I think he meant the cost after shipping.

JimmySeal Member
From: Kyoto Registered: 2006-03-28 Posts: 2279

overture2112 wrote:

Asriel wrote:

@Tefhel -- It wouldn't be $5 for a pdf version of a $50 book. It'd be you pay $55 for a pdf version of a physical book that you paid for, but never actually get.

I think he meant the cost after shipping.

He might've meant just the shipping cost.  Amazon's shipping costs are ridongulous.

zazen666 Member
From: japan Registered: 2007-08-09 Posts: 667

I might like to try it. I got a few books laying around that I put down cause they were about my level. If I could read them with a dic, that would be kinda cool.

Asriel Member
From: 東京 Registered: 2008-02-26 Posts: 1343

Tefhel wrote:

without having to pay all the shipping costs (I'd rather pay $5 for a pdf than $50 for the real version of the same book).

Aahaha, yep the people before me were right... it was the shipping costs, lol

I just didnt want you to go get a book, and think you were only paying for $5 for shipping, as opposed to $5 shipping and $50 for the price of the book... my bad

vosmiura Member
From: SF Bay Area Registered: 2006-08-24 Posts: 1085

This is really cool!

I tried "Re本" http://www.fba-works.com .  Picked that because their website looked a bit more professional than others.
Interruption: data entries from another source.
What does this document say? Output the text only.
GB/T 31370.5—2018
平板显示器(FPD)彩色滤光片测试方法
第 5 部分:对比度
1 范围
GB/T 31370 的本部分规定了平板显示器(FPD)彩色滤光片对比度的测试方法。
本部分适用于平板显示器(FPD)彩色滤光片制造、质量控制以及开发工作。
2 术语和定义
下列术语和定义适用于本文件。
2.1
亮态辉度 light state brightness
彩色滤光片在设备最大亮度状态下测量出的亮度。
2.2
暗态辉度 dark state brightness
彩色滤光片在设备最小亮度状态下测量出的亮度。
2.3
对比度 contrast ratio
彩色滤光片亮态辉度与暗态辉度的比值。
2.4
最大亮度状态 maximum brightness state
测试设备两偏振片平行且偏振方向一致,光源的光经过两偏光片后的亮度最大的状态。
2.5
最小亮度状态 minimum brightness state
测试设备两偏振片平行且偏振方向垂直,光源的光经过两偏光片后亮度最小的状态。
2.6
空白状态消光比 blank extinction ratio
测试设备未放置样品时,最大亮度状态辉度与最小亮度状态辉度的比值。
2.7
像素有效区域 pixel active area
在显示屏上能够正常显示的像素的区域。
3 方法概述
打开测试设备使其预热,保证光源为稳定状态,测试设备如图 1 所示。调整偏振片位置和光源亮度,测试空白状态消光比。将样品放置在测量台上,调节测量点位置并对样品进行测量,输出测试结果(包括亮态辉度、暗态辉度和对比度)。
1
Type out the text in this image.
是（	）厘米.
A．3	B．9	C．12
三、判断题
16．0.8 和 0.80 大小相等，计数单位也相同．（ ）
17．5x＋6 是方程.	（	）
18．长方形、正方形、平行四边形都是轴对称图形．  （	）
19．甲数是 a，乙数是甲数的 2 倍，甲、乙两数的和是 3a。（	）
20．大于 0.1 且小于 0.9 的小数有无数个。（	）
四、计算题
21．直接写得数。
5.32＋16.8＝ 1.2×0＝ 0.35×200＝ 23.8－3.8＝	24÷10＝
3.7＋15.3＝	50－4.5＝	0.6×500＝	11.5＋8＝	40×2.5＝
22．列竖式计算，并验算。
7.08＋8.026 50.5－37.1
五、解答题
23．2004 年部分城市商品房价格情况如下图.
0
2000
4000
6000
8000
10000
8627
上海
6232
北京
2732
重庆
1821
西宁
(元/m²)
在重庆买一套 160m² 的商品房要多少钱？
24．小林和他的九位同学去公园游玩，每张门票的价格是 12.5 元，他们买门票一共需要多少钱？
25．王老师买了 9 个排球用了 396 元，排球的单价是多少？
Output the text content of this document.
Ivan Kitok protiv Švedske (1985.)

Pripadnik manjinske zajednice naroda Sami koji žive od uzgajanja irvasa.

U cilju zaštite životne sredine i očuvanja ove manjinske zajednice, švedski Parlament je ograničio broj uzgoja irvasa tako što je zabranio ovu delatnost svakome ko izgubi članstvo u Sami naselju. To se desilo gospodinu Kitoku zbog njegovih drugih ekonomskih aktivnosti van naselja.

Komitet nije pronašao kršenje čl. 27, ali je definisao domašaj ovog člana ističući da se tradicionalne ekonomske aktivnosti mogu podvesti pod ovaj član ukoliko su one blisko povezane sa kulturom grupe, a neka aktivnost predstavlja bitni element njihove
I ordered scan + OCR and had a novel shipped direct to them from Amazon Japan with regular shipping.  The very next day I got the PDF.  The scan quality looks good to me, and it's all there, covers and all.  The OCR looks accurate so far.

Thumbs up from me.

Tefhel Member
From: UK Registered: 2008-12-13 Posts: 72

Asriel wrote:

Tefhel wrote:

without having to pay all the shipping costs (I'd rather pay $5 for a pdf than $50 for the real version of the same book).

Aahaha, yep the people before me were right... it was the shipping costs, lol

I just didnt want you to go get a book, and think you were only paying for $5 for shipping, as opposed to $5 shipping and $50 for the price of the book... my bad

Yeah, I meant with the ridiculous Amazon shipping costs I'd rather just pay for the book to be cut up and turned into pdf!

jcdietz03 Member
From: Boston Registered: 2008-12-19 Posts: 324 Website

You have to destroy your book to scan it properly.  I mean you need to destroy the binding.  It's possible to have it re-bound when done scanning.  It's probably just easier to order two copies and send one to the scanner.